Dit concludeert adviesbureau BS&F, dat gemeenten adviseert bij de inkoop van hulpmiddelen, na onderzoek onder meer dan honderd Nederlandse gemeenten.
Gemeenten verstrekken in het kader van de Wmo 2015 hulpmiddelen aan inwoners met een fysieke beperking. Gemeenten werken hiervoor samen met één of meerdere leveranciers. De contracten worden periodiek aanbesteed, waarbij een meerderheid van de gemeenten de voorkeur geeft aan een contractrelatie van vijf jaar of langer.
Dienstverlening
Over de prijs en de kwaliteit van de hulpmiddelen zijn de meeste gemeenten positief, zo valt in het onderzoeksrapport te lezen. Over de mate waarin gemeenten door leveranciers worden ontzorgd, bijvoorbeeld in het proces van aanvragen, zijn ze minder te spreken. Ook de kwaliteit van de dienstverlening is minder goed dan vooraf is beloofd. Doordat de meeste gemeenten met één leverancier een contract afsluiten, heeft de gebruiker die slechte service ervaart bovendien geen vrijheid om te kiezen voor een andere leverancier.
Gemeenten kiezen een Wmo-hulpmiddelenleverancier overwegend op basis van de prijs. Leveranciers worden hierdoor gedwongen om de dienstverlening te beperken tot de mogelijkheden binnen het contract en is er vaak onvoldoende ruimte voor innovatie en duurzame ontwikkeling, stellen de onderzoekers. Dit druist volgens hen in tegen de ambities van het kabinet Rutte III, dat in het regeerakkoord aangeeft dat “publieke aanbestedingen bij overheidsopdrachten in het sociale domein kunnen bijdragen aan goede en betaalbare ondersteuning en kansen bieden voor nieuwe toetreders en innovatieve vormen van ondersteuning”.
Keuzevrijheid
Meer keuzevrijheid voor gebruikers tussen verschillende leveranciers zou volgens de onderzoekers moeten helpen de huidige problemen op te lossen. Verschillende gemeenten experimenteren al met een nieuwe vorm van aanbesteden met meer keuzevrijheid. Ze sluiten contracten met meerdere Wmo-hulpmiddelenleveranciers en betrekken de wensen van gebruikers in de aanbesteding. Gemeenten die hiermee bezig zijn ervaren positieve resultaten, aldus BS&F.

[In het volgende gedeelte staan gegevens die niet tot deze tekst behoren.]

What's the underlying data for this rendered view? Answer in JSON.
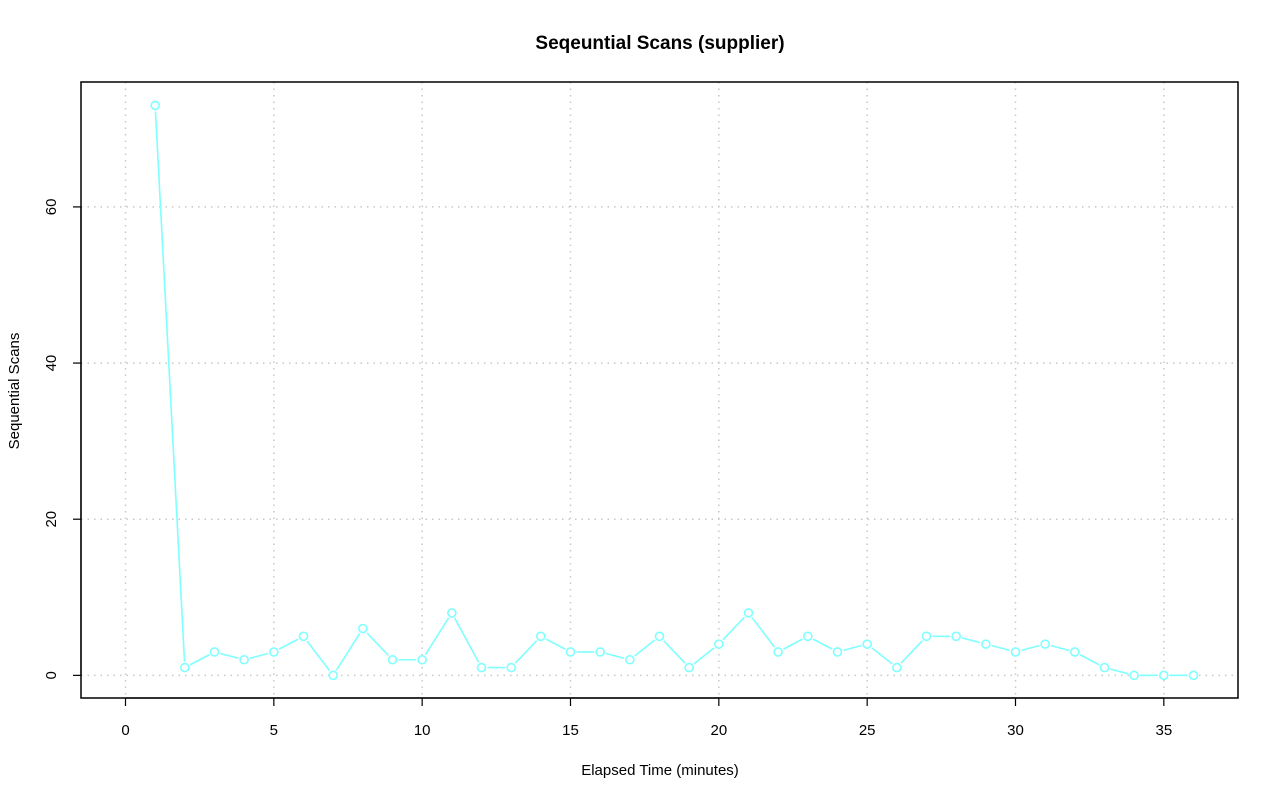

Ook pleiten gemeenten voor meer samenwerking tussen gemeenten, zorgverzekeraars en zorgkantoren op hulpmiddelengebied. Dit zou ervoor moeten zorgen dat het gebruik en de verstrekking van hulpmiddelen efficiënter wordt georganiseerd tussen verschillende regelingen, opdrachtgevers en leveranciers. Te denken valt aan gezamenlijke inkoop of uitwisseling tussen gemeenten en instellingen binnen de regio.